Self-Attention
Mechanism in neural networks that allows models to weigh the importance of different parts of the input data differently.
Self-attention, a critical component of transformer models, revolutionized the field of natural language processing (NLP) and beyond by enabling models to dynamically focus on different parts of the input sequence when processing each word or subcomponent. Unlike traditional attention mechanisms that require a separate context for each input (such as in sequence-to-sequence models), self-attention computes relevance scores across all parts of the input sequence itself. This allows the model to capture intricate dependencies and relationships within the data, regardless of their positional distances. The self-attention mechanism computes a weighted sum of all input representations, with the weights determined by the similarity between inputs. This approach significantly improves the model's ability to understand and generate language, handle long-range dependencies, and improve parallelization in training, making it foundational for models like GPT (Generative Pre-trained Transformer) and BERT (Bidirectional Encoder Representations from Transformers).

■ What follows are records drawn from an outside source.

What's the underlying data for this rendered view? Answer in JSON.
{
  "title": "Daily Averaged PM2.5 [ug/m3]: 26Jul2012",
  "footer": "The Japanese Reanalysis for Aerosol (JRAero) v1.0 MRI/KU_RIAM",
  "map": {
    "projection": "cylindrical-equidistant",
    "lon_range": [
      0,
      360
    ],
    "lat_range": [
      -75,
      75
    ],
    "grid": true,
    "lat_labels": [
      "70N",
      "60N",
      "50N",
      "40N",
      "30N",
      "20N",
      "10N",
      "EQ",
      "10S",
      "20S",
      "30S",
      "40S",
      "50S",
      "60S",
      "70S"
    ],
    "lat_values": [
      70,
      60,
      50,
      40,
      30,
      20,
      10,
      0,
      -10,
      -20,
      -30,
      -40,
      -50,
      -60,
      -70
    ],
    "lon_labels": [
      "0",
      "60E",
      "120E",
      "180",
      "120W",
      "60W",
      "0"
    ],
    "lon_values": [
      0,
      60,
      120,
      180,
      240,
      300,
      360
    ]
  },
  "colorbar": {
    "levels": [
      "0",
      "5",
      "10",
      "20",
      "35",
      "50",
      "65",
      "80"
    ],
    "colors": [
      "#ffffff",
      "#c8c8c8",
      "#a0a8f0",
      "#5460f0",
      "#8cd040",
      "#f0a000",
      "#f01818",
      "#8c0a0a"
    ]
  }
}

The concept of self-attention was introduced and gained prominence with the publication of the transformer model in the paper "Attention is All You Need" by Vaswani et al. in 2017. This paper marked a pivotal shift away from recurrent and convolutional layers, demonstrating that networks based solely on attention mechanisms could achieve state-of-the-art results in NLP tasks.
Ashish Vaswani and his colleagues at Google are credited with the development and popularization of the self-attention mechanism through their work on the transformer model. Their contribution has profoundly influenced subsequent developments in machine learning and AI, fostering a wave of innovations in models that leverage self-attention for various applications.